In the preschool area, with a growth in funding of $74 million since 1988/89, considerably more resources have been invested to improve the quality of early child-hood education and, in the case of child care centers, to reduce costs to parents. In the tertiary sector, the emphasis has been to vastly expand learning opportunities with a growth of some 40,000 extra full-time student places in universities, polytechnics and colleges of education in just 6 years.

More income support assistance has also been given to mature students, as well as younger students from disadvantaged backgrounds.

In 1991, with a small contribution from student tuition fees and an investment of a further $100 million of public funds, the Government has undertaken to fully fund growth in tertiary places to maximize openness of entry to tertiary education and improve New Zealand's skill base.

A further recent change which will indirectly influ-ence independent schools is the adoption in principle by Government of the recommendations of the Working Party on Assessment for Better Learning.

New Zealand needs a more rigorous and compre-hensive system of assessment to monitor pupils' perform-ance and the overall effectiveness of schools. The report "Tomorrow's Standards" underlines the Government's commitment to maintaining and enhancing high standards throughout education.

As well as recommending skills testing for young people at various stages in their schooling, the report encourages closer parental monitoring of their children's performance through new reporting procedures.

A new national certificate of education, while not replacing other national awards, will provide more comprehensive information about a pupil's actual skills and achievements when they leave school.

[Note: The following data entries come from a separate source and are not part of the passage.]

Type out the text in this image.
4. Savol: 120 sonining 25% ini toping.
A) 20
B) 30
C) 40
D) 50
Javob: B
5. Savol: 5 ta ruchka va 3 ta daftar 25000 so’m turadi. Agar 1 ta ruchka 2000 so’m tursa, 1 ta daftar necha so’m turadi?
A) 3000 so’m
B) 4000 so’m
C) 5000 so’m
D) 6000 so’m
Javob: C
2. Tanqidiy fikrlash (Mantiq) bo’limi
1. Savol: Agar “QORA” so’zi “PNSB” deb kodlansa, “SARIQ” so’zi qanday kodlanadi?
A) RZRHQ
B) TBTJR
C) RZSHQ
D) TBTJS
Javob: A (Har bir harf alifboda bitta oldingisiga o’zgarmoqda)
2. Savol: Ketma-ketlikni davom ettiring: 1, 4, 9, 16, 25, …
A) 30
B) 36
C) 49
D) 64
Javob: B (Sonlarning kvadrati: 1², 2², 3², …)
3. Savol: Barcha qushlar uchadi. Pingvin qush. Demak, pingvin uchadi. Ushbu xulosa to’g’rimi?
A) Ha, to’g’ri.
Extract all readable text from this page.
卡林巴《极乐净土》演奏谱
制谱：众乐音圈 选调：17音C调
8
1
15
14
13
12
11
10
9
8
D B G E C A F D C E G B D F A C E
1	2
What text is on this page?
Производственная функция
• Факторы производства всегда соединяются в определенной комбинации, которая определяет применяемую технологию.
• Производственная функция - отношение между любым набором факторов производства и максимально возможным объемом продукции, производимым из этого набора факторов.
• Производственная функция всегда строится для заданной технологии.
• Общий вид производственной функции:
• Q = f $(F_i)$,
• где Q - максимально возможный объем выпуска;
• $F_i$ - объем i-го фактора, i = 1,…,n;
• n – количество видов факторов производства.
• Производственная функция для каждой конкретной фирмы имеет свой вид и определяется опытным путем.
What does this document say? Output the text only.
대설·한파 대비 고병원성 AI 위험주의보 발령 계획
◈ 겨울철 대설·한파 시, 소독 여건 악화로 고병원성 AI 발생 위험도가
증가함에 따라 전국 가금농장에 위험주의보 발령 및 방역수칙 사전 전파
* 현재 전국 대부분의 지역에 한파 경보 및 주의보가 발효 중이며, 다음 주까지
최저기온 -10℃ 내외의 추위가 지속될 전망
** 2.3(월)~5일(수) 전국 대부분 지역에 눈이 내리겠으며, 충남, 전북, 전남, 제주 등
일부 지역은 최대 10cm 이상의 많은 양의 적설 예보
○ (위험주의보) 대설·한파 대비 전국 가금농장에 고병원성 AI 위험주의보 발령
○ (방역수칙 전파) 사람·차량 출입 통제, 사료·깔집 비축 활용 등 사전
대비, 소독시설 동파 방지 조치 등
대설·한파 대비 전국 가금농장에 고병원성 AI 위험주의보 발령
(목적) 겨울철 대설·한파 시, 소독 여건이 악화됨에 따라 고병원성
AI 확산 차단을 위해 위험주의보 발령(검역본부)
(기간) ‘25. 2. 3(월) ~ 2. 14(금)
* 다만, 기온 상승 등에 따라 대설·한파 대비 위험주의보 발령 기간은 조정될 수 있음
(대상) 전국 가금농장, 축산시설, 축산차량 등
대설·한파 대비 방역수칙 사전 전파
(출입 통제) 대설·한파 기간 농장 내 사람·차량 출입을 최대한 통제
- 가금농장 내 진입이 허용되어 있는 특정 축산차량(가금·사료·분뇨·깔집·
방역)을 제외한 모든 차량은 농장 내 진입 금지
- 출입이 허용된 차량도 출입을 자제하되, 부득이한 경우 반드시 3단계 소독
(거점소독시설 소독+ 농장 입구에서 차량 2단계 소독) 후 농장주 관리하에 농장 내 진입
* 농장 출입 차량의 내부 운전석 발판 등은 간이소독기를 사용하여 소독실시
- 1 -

The School Certificate , examination will remain in place until such time as parents, schools and employers can be confident about -the effectiveness of achieve-ment based assessment measured in a way which allows the maintenance of national standards.

Implementing the recommendations will provide the means for more effective and systematic monitoring of pupils' learning.

It will also provide better information on how well the education system as a whole is meeting the high standards expected of it by society.